Alckmin expressou otimismo, mas com cautela, sobre a retirada das tarifas americanas aplicadas a produtos brasileiros. Ele destacou que o total de bens ainda afetados pelo tarifaço caiu de 36% para 22%.
"Essas coisas não dependem de nós. Se dependesse de nós, era 100% para resolver. Eu acredito que vai passo a passo", declarou o vice-presidente. "Eles [americanos] estão tirando [tarifas] em etapas.
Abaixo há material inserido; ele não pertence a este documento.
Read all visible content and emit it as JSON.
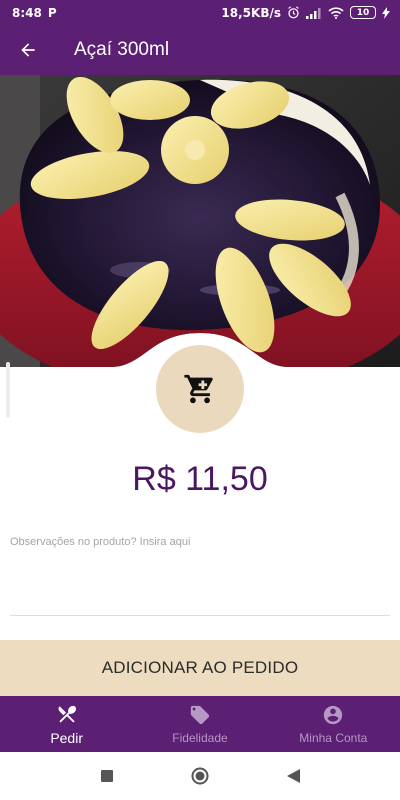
{
  "status_bar": {
    "time": "8:48",
    "app_badge": "P",
    "network_speed": "18,5KB/s",
    "battery": "10"
  },
  "app_bar": {
    "title": "Açaí 300ml",
    "back_icon": "arrow-back-icon"
  },
  "product": {
    "price": "R$ 11,50",
    "cart_icon": "shopping-cart-icon"
  },
  "notes": {
    "placeholder": "Observações no produto? Insira aqui",
    "value": ""
  },
  "add_button": {
    "label": "ADICIONAR AO PEDIDO"
  },
  "bottom_nav": {
    "items": [
      {
        "label": "Pedir",
        "icon": "utensils-icon",
        "active": true
      },
      {
        "label": "Fidelidade",
        "icon": "tag-icon",
        "active": false
      },
      {
        "label": "Minha Conta",
        "icon": "account-icon",
        "active": false
      }
    ]
  },
  "colors": {
    "primary": "#5b1f73",
    "accent_beige": "#eddcbf",
    "price_text": "#4a1763"
  }
}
Eu diria que as próximas etapas vão ser positivas", completou.
Confiança na queda da Selic
Em relação à economia interna, o ministro da Indústria afirmou estar confiante na redução da taxa básica de juros, a Selic, citando o impacto negativo do juro alto sobre a indústria.
"Eu estou confiante na questão dos juros, porque a indústria é a mais afetada pela taxa de juros muito alta. Acredito que vai começar a cair a taxa de juros se não agora, na próxima reunião", disse, referindo-se à reunião do Comitê de Política Monetária (Copom) do Banco Central, que ocorre nesta quarta-feira. Ele justificou o otimismo com a queda do dólar e os recuos nos preços dos alimentos, favorecidos pelo clima e pela "supersafra" deste ano. "Os juros caindo, a economia floresce mais rápido", avaliou.
Apesar do cenário positivo em relação à inflação e ao emprego, Alckmin ponderou que o governo precisa fazer um esforço fiscal maior.
"Nós estamos neste momento com 5,4% de desemprego, o menor da série histórica, e com 4,4% de inflação, caindo, isso é raro. Claro que a gente não deve ficar em berço esplêndido, não. Nós temos que fazer um esforço fiscal maior, a questão das despesas, mas eu diria que o cenário é um cenário positivo.",
- “Não devemos ficar em berço esplêndido, temos de fazer um esforço fiscal maior”, diz Alckmin
- Alckmin sobre projeto do devedor contumaz: “importantíssimo e quero que seja votado em 2025”
Crítica à gestão fiscal anterior
Por fim, o vice-presidente criticou a gestão fiscal do governo anterior, de Jair Bolsonaro (PL), ao mencionar os déficits históricos. "O governo do nosso Paulo Guedes, o 'Chicago boy', conseguiu fazer um déficit de 9,7% [do PIB]", criticou. "Nós temos que começar a fazer superávit agora, para estancar o crescimento da dívida e depois ela começar a cair".